Kaiser Foundation Hospital subscribes to risk management principle in its operations. These are the various strategies employed to reduce the occurrence of particular risks. In this facility, both proactive and reactive elements are applied. Proactive components prevent health losses from occurring. The reactive ones are those that respond to devastating occurrences. Risk management process entails correct diagnosis, accurate assessment, correct prognosis, and effective management of ailments. This risk management and ultimate quality improvement initiatives purpose to secure patient safety, minimize liability exposure of the healthcare providers, and scale down financial loss of the institution (Robertson, 2006).

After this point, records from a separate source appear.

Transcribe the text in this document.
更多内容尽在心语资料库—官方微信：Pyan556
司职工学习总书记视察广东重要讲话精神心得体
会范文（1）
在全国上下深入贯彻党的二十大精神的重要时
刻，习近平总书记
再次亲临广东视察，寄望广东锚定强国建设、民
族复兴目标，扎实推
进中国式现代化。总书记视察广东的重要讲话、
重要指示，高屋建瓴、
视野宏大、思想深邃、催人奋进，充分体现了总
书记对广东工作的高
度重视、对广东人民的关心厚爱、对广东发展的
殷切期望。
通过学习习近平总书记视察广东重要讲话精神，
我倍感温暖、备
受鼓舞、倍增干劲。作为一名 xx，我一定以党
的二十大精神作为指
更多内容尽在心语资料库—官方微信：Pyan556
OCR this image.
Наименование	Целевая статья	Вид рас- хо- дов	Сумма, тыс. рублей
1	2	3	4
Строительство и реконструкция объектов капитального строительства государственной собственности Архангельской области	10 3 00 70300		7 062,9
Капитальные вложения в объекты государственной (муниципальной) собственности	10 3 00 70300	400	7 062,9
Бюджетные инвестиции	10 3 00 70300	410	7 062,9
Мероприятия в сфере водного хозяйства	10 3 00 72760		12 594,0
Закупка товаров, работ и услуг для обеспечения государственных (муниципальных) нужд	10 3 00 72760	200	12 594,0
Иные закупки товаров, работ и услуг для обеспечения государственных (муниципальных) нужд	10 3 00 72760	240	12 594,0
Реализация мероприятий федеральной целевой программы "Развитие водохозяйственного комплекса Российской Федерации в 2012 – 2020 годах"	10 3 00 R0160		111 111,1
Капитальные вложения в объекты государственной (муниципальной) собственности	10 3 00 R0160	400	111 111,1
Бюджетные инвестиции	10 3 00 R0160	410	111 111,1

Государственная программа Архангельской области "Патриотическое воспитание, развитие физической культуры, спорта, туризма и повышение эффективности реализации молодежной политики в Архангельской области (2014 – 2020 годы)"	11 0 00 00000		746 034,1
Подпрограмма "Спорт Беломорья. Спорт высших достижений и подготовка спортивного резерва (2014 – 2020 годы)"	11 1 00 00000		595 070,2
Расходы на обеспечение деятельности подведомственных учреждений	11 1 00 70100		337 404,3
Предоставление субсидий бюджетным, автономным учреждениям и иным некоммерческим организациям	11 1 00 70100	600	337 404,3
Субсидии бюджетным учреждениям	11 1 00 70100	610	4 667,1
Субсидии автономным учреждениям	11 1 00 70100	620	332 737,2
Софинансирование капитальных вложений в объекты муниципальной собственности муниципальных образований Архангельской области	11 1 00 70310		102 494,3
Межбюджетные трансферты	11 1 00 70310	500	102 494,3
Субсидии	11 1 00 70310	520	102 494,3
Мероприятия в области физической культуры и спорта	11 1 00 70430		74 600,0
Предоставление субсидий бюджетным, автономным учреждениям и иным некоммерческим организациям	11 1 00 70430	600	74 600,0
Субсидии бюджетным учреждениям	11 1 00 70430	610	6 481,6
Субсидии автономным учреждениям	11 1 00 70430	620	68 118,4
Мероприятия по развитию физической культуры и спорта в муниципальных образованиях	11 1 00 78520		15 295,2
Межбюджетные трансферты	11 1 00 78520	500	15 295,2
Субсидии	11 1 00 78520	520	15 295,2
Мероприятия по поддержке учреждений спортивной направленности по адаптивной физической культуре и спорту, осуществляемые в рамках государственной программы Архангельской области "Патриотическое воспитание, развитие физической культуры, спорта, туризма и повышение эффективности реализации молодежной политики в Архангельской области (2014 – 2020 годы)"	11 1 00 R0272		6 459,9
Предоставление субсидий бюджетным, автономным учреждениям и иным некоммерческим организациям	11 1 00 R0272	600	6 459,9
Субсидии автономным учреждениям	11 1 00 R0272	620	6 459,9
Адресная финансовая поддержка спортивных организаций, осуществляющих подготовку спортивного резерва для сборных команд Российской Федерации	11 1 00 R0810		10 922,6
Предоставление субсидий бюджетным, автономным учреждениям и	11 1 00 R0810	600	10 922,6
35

It is evident that Kaiser Foundation Hospital has laid down the key structures and systems that aid in the provision of high-quality medical care. Moreover, various principles are used in inculcating quality assurance in the hospital’s services. The medical staff is highly qualified and has the requisite knowledge necessary for implementing all the principles of quality assurance. It is agreeable that Kaiser Foundation hospital quality monitoring and assurance programs are robust, valuable and most importantly effective.
References
Donabedian, A. (2002). An introduction to quality assurance in health care. Oxford University Press.
McLellan, A. T., Chalk, M., & Bartlett, J. (2007). Outcomes, performance, and quality—What's the difference? Journal of substance abuse treatment, 32(4), 331-340.
Mant, J. (2001). Process versus outcome indicators in the assessment of quality of health care. International Journal for Quality in Health Care, 13(6), 475-480.
Robertson, S. E., & Valadez, J. J. (2006). Global review of health care surveys using lot quality assurance sampling (LQAS), 1984–2004. Social science & medicine, 63(6), 1648-1660.